House decides to split the 10 candidates into two teams, by gender. Whoever diagnoses the patient first, gets to stay. Amber Machiavellis her way into the men’s team. But they don’t take her at first so Amber also goes to Cameron (Jennifer Morrison) in the ER, and tries to get lab work out of Chase (Jesse Spencer). Meanwhile, the male team writes fake diagnoses on the dry erase board so that if the women’s team is cheating, they’ll crib the wrong answers. 
 
The game may be irrelevant because none of the diagnoses cure this patient. Given his deteriorating condition, the patient accepts death and even embraces what may be coming next. It seems irrelevant for House to argue with him at this point. He can’t save the patient, so what does House care if he dies sooner or a little later with some hospital assistance? House is an empirical man though. This leads to one of my all time favorite “House” exchanges between House and Wilson (Robert Sean Leonard). Wilson, arguing that even if House doesn’t believe in an afterlife, there would have been no harm in lying to the patient who’s going to die anyway. House’s response is to hold out his hand and say, “Hi, Greg House.” 
 
I always thought “House” was the funniest show on television. His retorts and reprimands were the cleverest, wittiest writing in comedy, let alone drama. This was the perfect way for House to illustrate “What do you expect? I’m Greg House.” Honestly, it’s season four. Why is anyone still wondering why House acts the way he acts?

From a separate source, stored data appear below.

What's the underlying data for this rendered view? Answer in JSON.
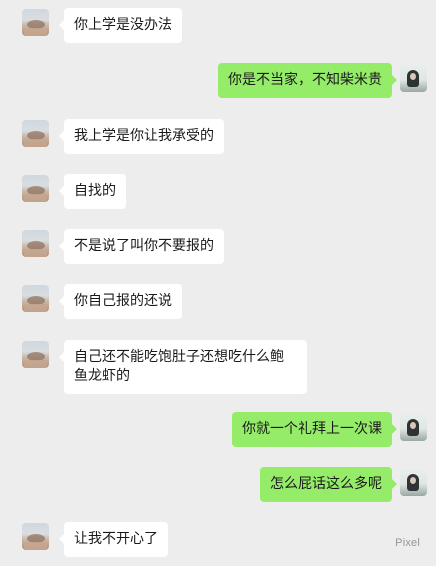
{
  "messages": [
    {
      "side": "left",
      "text": "你上学是没办法"
    },
    {
      "side": "right",
      "text": "你是不当家，不知柴米贵"
    },
    {
      "side": "left",
      "text": "我上学是你让我承受的"
    },
    {
      "side": "left",
      "text": "自找的"
    },
    {
      "side": "left",
      "text": "不是说了叫你不要报的"
    },
    {
      "side": "left",
      "text": "你自己报的还说"
    },
    {
      "side": "left",
      "text": "自己还不能吃饱肚子还想吃什么鲍鱼龙虾的"
    },
    {
      "side": "right",
      "text": "你就一个礼拜上一次课"
    },
    {
      "side": "right",
      "text": "怎么屁话这么多呢"
    },
    {
      "side": "left",
      "text": "让我不开心了"
    }
  ],
  "watermark": "Pixel"
}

He’s got another great line early in the episode where he asks Amber to hold his metaphor, referring to his cane.
 
House was so irreverent, I really didn’t understand why some viewers objected to his behavior. I mean, sure, the wild west approach to medicine and the combative workplace environment, but he was so light and funny about it, I just saw it as a playful way of pushing everybody to be their best. And he had Hollywood’s A-list writing team providing the perfect tone of language for him.
 
Earlier in the episode, House saw a clinic patient who stuck a knife into an electric socket right in front of House. After reviving him, the patient told House he’d just been in an automobile accident and died for 97 seconds. The feeling was such a high that he wanted to experience it again. After his argument about the afterlife, House decides to put the 97 seconds theory to the test and shocks himself with the same knife. He pages Amber and waits until she’s there to revive him, but he electrocutes himself. This is pretty wild bout of House irresponsibility. I also liked when he contaminated an OR to cancel a surgery, but there are so many rule breaking incidents that again, how do you pick the best?
 
The wealth of Houseisms in “97 Seconds” gives it the edge for Best Episode Ever. There may be better individual moments, but if you’ve got to introduce someone to “House,” “97 Seconds” covers everything. For the longtime viewers though, a Foreman subplot is especially validating. Foreman tries to take the anti-House approach to a team of diagnosticians at his new job. He tries to encourage them instead of terrorize them, and it turns out that doesn’t work. Being nice doesn’t result in accurate diagnoses and cures. Then when he pulls a House stunt, even though it saves the patient, Foreman gets fired.
 
For a character as self-righteous as Foreman to finally get schooled and see that House has been right is pretty rewarding. Of course it’s self-serving to the writers of “House,” but the show is called “House,” not “Foreman.” Did you see all the other stuff that’s going on in this episode? They could only tell the Foreman story in the simplest, most concise terms, but the point is valid. A show about how you should be nice to other doctors and patients wouldn’t have much material for eight seasons. “House” is more interesting this way and this was a valid way to reinforce the point.
 
Of course, this is fiction. In Hollywood, Vicodin addiction = medical genius. In real life, pill popping doctors won’t have such a good track record, but we’re dealing with drama here. The question is, what if the most effective life saver did so by belittling colleagues and patients, breaking the rules and numbing his pain, but he had a 90% success rate? To me, every episode that explored that provocative dilemma with such entertaining dialogue and performance was pretty much equal, but just for the record “97 Seconds” was the Best Episode Ever.